The project STHENOS-b is a direct continuation of the successful STHENOS project, which focused on the development of bioactive compounds targeting selected therapeutic targets (cancer and aging). The final certification report of STHENOS states characteristically:

“In achieving the above Work Packages, the expertise of all laboratories of the Institute was utilized and leveraged. The Institute had only recently taken its new form in 2012, as a result of the merger of two former Institutes of NHRF. With regard to the research approach, the sequencing of the Work Packages, the exploitation of the results of one Package by the next, as well as their complementarity, led to the successful experimental outcomes of the STHENOS project.
We could say that the structure of this project, from a research perspective, reflects the approach used by pharmaceutical industries for the development of new therapeutic molecules–drugs.
The STHENOS project successfully achieved its aims:
(a) the experiments led to several new, highly promising bioactive molecules;
(b) approximately 30 young researchers worked, were trained, and transferred know-how within the project – some of them also had the opportunity to visit collaborating laboratories abroad;
(c) the results were presented at numerous international conferences and at an international Symposium organized by NHRF in Athens;
(d) publications in peer-reviewed international journals emerged;
(e) Patent Applications were filed.”
It concludes: “Finally, given that the bioactive compounds produced by this research effort are highly promising, it would be extremely important to enable continuation of funding up to the stage at which researchers can propose a new therapeutic molecule–drug.”

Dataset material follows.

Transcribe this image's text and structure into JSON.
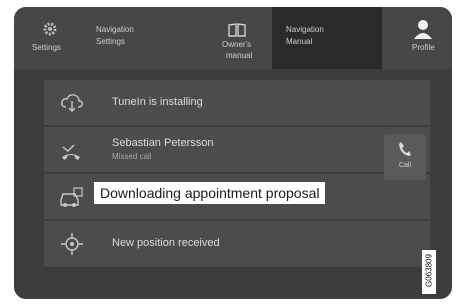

The STHENOS-b project aims to further leverage the synergistic activities of IBΦΧΒ for the optimization of targeted bioactive compounds with anticancer and anti-aging properties that were designed, synthesized, and evaluated in the successfully completed STHENOS project. The biological targets include the proteasome, the glucocorticoid receptor, and the mutant oncoproteins BRAF(V600E) and p53(Y220C).

The development of the new compounds will be based on the previously selected targeted bioactive compounds, improved pharmacophore models, and a synergistic combination of computational chemistry, synthetic medicinal chemistry, protein X-ray crystallography, and biological evaluation in model cell lines and animal cancer models (breast, colorectal and melanoma) and aging models.

In parallel, toxicity assessment of the new compounds will be performed, along with an integrated genomic approach to evaluate the response of model cell lines to selected improved compounds, aiming to identify biomarkers of sensitivity and synergy with established therapeutic approaches.

The objective is to enable evaluation of the new compounds in the near future in preclinical suitability studies, with the aim of exploiting them as candidate drugs. To this end, nanodispersion systems will be developed for the efficient encapsulation, active delivery, and targeted action of the new compounds.

The long-term goal of the project is the development of specialized therapeutic and chemoprotective approaches, incorporating the new compounds either directly or in rational combinations with known drugs.